What is it? Why you should care? What is being done about it?

Jared Garrison, Contributing Writer

In economics there are traditionally two forces that drive the markets that we all use, supply and demand. In times where demand surpasses supply, the price of goods which are under demand goes up. Inflation happens when demand surpasses supply across an economy and the price of goods becomes so high that the money used for those goods becomes worthless. The government can limit this by restricting the amount of money it issues, but if it does this too much, then the economy won’t be able to grow.

Inflation in small amounts can be good as it shows an expanding economy. The Federal Reserve, which is essentially the bank that regulates banks, tries to keep inflation at less than 2% every year. But recently the U.S. has undergone a heightened rate of inflation, increasing consumer prices by 9.1% according to the Bureau of Labor Statistics.

Inflation affects all parts of daily life. Think about how many things you buy in any given day or week. A cup of coffee at Starbucks, a new notebook from the University Store, a new shirt from Amazon. Now imagine if all these things that you would commonly buy cost a little more than they usually do, these minor price increases add up, making your budget just a little tighter every week, making life more stressful in the long run. Then consider that companies which buy things from other companies, such as Aramark buying the food for Scranton Commons, must pay more for their goods. You can then easily see how this effect of inflation can snowball into something troubling.

In the past several countries have failed to control inflation, leading to radical changes. A great example is the Weimar Republic of Germany, which had inflation issues in the 1920s which opened the door for Nazism to take hold.
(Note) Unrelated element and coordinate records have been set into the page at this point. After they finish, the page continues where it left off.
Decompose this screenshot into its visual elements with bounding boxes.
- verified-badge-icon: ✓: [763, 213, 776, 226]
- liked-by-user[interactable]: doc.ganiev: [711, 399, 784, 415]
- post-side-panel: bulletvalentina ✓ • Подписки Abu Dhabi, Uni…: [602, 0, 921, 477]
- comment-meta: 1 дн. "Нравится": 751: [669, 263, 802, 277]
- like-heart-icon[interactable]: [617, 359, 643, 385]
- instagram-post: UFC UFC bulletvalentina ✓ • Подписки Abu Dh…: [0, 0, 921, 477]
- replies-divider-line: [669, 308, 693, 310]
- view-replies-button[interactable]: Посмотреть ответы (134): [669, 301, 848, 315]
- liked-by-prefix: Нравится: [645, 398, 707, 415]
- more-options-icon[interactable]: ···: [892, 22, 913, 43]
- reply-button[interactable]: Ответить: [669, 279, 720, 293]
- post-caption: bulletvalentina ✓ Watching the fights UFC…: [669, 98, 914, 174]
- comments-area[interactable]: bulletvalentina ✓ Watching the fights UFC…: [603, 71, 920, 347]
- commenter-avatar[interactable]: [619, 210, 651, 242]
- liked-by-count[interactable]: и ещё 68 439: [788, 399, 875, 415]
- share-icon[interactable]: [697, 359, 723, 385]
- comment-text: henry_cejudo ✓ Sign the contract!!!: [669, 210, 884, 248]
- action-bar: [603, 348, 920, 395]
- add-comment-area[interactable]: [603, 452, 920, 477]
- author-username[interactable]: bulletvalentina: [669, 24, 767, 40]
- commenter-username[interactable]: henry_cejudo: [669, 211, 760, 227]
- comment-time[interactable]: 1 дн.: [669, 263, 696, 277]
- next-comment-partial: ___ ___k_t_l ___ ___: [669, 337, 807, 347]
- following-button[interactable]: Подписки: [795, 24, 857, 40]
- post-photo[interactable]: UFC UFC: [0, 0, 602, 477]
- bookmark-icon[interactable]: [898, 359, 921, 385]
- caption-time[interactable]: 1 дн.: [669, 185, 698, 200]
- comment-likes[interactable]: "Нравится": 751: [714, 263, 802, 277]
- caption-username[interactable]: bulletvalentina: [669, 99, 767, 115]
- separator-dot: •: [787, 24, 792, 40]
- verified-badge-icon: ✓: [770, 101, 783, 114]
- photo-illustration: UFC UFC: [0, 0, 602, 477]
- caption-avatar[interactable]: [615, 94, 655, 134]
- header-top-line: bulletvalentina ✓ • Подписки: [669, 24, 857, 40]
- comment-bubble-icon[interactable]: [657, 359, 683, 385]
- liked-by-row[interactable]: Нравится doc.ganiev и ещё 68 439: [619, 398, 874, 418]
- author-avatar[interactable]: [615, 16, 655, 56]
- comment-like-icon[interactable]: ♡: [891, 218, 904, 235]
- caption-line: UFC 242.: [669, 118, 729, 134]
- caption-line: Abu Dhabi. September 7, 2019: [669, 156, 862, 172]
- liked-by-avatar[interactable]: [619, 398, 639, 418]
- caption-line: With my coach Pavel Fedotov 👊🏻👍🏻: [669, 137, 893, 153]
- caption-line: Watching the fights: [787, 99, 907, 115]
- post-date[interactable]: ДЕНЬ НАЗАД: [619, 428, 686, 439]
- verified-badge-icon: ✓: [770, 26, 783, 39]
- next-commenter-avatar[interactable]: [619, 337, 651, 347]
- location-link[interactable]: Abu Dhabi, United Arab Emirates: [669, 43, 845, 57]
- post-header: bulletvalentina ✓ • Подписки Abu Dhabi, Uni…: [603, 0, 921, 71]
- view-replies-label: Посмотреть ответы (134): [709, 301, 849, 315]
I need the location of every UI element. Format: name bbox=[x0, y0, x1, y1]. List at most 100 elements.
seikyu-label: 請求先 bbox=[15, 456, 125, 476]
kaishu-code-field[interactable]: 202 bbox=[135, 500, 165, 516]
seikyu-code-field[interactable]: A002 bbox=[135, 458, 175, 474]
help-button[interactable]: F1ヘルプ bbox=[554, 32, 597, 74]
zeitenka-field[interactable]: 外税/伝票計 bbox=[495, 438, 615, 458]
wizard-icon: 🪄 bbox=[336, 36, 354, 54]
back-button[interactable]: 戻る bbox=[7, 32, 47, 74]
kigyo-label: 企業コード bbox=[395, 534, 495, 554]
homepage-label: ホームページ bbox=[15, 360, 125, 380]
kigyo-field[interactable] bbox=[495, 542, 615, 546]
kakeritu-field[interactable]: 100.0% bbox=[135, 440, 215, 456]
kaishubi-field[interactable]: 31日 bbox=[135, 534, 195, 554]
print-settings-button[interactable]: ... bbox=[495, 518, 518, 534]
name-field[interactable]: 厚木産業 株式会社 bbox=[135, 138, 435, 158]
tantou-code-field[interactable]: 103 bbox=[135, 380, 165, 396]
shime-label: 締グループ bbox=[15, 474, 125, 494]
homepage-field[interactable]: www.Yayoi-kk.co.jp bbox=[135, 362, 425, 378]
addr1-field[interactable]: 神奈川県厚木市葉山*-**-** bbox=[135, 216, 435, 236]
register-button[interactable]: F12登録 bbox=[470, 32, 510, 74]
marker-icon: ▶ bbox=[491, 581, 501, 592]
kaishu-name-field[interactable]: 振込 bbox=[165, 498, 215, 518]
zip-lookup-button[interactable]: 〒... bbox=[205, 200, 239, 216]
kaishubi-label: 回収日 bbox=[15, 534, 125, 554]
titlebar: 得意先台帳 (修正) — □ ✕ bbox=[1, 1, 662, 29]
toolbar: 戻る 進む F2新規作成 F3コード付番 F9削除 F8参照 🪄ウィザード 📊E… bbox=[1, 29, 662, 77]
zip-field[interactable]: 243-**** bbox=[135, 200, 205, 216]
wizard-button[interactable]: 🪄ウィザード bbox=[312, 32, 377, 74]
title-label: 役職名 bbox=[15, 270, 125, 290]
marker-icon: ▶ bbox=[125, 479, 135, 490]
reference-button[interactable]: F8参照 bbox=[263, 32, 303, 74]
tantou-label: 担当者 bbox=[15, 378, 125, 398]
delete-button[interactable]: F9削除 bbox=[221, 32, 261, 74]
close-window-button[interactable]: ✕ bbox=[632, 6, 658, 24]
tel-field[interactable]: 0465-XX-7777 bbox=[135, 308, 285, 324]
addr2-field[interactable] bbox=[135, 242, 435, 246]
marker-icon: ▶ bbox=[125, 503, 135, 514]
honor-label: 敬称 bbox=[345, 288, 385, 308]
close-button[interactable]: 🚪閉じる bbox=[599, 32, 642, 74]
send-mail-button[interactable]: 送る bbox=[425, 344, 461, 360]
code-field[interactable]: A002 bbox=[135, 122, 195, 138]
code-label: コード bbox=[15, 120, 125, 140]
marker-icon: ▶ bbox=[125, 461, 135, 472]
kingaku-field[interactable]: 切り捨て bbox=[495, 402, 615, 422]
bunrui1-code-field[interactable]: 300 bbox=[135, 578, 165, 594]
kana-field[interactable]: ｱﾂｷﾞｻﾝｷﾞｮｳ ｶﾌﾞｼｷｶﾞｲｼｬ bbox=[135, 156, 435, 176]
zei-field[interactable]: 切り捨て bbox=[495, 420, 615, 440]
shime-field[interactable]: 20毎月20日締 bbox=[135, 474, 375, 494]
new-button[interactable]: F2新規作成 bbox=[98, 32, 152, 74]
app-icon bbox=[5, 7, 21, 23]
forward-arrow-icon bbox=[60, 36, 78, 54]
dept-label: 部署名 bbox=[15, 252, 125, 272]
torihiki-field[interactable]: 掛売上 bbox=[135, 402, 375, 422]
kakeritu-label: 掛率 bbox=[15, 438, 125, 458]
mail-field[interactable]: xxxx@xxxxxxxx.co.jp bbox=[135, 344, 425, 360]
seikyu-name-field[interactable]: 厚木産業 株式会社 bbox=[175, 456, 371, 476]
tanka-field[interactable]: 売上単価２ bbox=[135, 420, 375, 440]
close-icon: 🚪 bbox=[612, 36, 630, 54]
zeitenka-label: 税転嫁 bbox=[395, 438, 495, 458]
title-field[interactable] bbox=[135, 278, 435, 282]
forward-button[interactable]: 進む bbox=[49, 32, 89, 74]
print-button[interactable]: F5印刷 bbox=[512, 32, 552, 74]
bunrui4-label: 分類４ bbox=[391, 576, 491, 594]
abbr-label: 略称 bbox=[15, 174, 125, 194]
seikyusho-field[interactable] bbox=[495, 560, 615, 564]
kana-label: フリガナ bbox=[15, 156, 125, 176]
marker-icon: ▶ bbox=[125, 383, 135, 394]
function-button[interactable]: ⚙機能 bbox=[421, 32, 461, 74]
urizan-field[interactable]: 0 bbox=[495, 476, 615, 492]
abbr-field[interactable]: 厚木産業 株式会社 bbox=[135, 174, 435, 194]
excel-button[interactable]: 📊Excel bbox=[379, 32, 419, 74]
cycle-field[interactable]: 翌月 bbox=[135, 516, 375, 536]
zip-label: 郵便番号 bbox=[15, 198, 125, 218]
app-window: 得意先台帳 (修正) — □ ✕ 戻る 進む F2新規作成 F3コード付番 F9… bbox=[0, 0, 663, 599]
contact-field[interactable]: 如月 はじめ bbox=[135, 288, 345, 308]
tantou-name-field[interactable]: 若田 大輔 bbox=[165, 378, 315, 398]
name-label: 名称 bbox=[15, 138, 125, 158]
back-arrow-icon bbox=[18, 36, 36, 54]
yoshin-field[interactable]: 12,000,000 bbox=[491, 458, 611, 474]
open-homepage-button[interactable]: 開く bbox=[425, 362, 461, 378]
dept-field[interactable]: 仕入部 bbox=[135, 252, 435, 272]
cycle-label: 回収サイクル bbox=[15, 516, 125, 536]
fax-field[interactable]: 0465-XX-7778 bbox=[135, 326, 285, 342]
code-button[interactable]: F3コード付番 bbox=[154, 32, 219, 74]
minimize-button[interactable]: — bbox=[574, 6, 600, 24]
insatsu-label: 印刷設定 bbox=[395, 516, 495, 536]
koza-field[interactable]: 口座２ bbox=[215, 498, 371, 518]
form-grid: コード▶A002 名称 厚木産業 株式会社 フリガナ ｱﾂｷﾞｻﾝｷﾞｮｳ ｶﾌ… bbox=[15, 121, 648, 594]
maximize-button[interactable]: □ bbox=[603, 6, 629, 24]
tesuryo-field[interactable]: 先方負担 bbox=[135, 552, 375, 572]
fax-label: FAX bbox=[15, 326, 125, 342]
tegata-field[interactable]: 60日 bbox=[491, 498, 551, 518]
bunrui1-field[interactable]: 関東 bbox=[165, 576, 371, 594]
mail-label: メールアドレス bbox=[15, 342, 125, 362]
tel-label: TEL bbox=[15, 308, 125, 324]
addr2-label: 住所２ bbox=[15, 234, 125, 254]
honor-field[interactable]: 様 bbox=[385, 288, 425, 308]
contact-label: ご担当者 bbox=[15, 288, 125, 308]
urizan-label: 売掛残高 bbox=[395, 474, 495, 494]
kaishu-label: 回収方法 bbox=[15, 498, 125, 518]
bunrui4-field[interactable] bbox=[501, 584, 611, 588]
In more contemporary times, one can look to Venezuela to see how a modern economy is crippled by inflation run rampant.

When COVID-19 hit, people spent a lot of money on things like home improvements, appliances, and electronics to keep themselves entertained while in lockdown. This was helped along and promoted by government stimulus. In the short term, this stimulus kept the American economy from collapsing amid a global crisis, but the long-term result was inflation. As the demand for everything is much higher companies are still clawing their way back from pandemic-era production rates. This is compounded by a shortage of labor for these producers which makes it not only harder to make more goods, but more expensive as workers are demanding higher wages and benefits.

This isn’t a condemnation of worker’s rights, however. Similar pushes for workers rights have happened around times of great crisis. Such as during WW2 when more women joined the workforce as men went off to fight, or how in medieval times when nobility allowed for more freedoms when the Black Plague wiped out significant numbers of the peasant population.

This crisis of inflation, which is the result of events which we all know too well, is ultimately something which we as individuals can’t do much about. And the government’s ability to reduce inflation is limited to how much legislators are willing to cooperate on laws such as the Inflation Reduction Act, the CHIPS and Science Act, and their continued support of the Federal Reserve.